His most interesting project was a ranch sign for a family in Wellington, Nevada.

“It was three feet tall, eight feet wide and hung from telephone poles over their metal gate with their cattle brand on it,” Mike explains. “They wanted it to look as old as possible, so I found a nontoxic spray that sets in an hour to make it look rusted.

“I’ve done house numbers, hummingbirds, butterflies, elk, deer, mountains, trees. Many times, people don’t exactly know what they want so I’ll sit down and design it on a computer. And then we can go back and forth to get it to what they are looking for,” he adds.

Mike reiterates that he enjoys dealing with people and making them something that they want and can’t find at Walmart or any other brick-and-mortar store. And while custom work is his specialty, Special K Fabrication does make generic items to sell at special events.

“I try to make something new for every show, things that will sell well. During Armed Forces Day, I’ll make a lot of patriotic things, ones with American flags and emblems,” Mike says.

He explains that he likes to have fun and meet people and believes that AFD is like a county fair with family and class reunions. Graduating from Mineral County High School in Class of ’74, Mike ran into a lot of people he hadn’t seen in years.

For the 2022 Armed Forces Day event, he made two items that sold right away- a sasquatch holding an American flag and a design of a horse head with three horses in the center running across the base of a mountain range.
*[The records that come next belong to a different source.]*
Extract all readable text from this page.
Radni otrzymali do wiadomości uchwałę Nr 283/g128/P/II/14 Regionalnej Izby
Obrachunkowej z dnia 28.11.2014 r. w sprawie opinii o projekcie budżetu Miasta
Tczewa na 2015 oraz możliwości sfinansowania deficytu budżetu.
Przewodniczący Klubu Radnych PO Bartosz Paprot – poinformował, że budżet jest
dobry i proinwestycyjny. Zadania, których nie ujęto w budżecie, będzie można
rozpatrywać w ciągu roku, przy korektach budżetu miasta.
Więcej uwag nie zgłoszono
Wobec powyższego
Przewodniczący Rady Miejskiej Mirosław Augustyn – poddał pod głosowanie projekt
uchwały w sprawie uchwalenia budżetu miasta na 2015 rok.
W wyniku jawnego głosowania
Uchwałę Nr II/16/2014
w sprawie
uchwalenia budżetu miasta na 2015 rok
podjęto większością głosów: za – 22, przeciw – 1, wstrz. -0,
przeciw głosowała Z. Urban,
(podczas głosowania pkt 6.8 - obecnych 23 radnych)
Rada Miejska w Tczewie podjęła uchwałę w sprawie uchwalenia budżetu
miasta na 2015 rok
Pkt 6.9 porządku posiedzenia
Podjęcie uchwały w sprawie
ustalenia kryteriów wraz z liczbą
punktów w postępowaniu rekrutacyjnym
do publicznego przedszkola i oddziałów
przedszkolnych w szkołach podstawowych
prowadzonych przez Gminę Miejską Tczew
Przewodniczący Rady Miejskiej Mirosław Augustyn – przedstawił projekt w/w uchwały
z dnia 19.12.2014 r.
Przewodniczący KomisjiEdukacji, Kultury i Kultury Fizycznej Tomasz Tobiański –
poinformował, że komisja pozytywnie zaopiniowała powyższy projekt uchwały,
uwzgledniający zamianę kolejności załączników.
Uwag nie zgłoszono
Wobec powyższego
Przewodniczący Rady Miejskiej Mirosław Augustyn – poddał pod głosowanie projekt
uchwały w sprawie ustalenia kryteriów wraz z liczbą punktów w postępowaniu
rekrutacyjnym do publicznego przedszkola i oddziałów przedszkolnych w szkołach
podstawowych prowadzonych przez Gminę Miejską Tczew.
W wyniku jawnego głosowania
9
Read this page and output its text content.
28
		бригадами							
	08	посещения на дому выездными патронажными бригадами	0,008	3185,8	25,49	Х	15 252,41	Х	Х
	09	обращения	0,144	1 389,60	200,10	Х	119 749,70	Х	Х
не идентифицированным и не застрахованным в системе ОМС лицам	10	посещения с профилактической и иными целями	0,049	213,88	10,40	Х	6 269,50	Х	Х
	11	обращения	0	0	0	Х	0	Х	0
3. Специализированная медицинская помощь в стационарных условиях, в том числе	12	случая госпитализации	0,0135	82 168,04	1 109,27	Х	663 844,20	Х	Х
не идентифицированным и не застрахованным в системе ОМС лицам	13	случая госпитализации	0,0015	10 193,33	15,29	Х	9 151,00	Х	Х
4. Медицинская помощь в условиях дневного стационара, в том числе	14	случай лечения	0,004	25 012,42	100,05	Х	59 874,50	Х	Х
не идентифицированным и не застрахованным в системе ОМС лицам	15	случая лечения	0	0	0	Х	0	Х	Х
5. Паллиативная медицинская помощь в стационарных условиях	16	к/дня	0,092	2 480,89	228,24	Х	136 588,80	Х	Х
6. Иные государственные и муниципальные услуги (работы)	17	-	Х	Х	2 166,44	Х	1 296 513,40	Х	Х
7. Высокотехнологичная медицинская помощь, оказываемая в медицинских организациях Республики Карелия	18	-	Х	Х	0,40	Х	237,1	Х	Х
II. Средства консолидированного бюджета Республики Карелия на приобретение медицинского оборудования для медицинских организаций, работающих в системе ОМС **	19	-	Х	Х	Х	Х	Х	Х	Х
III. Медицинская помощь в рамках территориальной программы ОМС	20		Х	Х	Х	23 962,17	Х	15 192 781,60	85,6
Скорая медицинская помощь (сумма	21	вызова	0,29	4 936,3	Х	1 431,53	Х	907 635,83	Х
He painted them all black to look like silhouettes but then he says the person who bought the sasquatch took his sign over to the airbrush booth and had them spray paint it in red, white, and blue colors which he thought was pretty creative.

Happy as can be doing what he’s good at as well as keeping his brother’s legacy alive, Mike says that his goal with Special K Fabrication is to keep plugging away and enjoy it as long as they all want to.

“We don’t rely on the income, and it keeps us busy,” Mike adds. “[Hawthorne] is laid back, relaxing, quiet. If I hear a dog barking, it’s probably mine in the backyard. I lived in San Diego for 20 years (while serving in the Navy) and couldn’t wait to get out of there; it was too fast paced for me,” he says, moving back in 1997.

And he believes that Jim would be thrilled that the business is still alive and well.

“Jim was having a ball doing it; he did as much as he possibly could up until when he passed. He was dead set that this business was catered to the military. He served in the Army and liked American flags, military, and Nevada stuff. He was also a diehard Raiders fan,” Mike chuckles.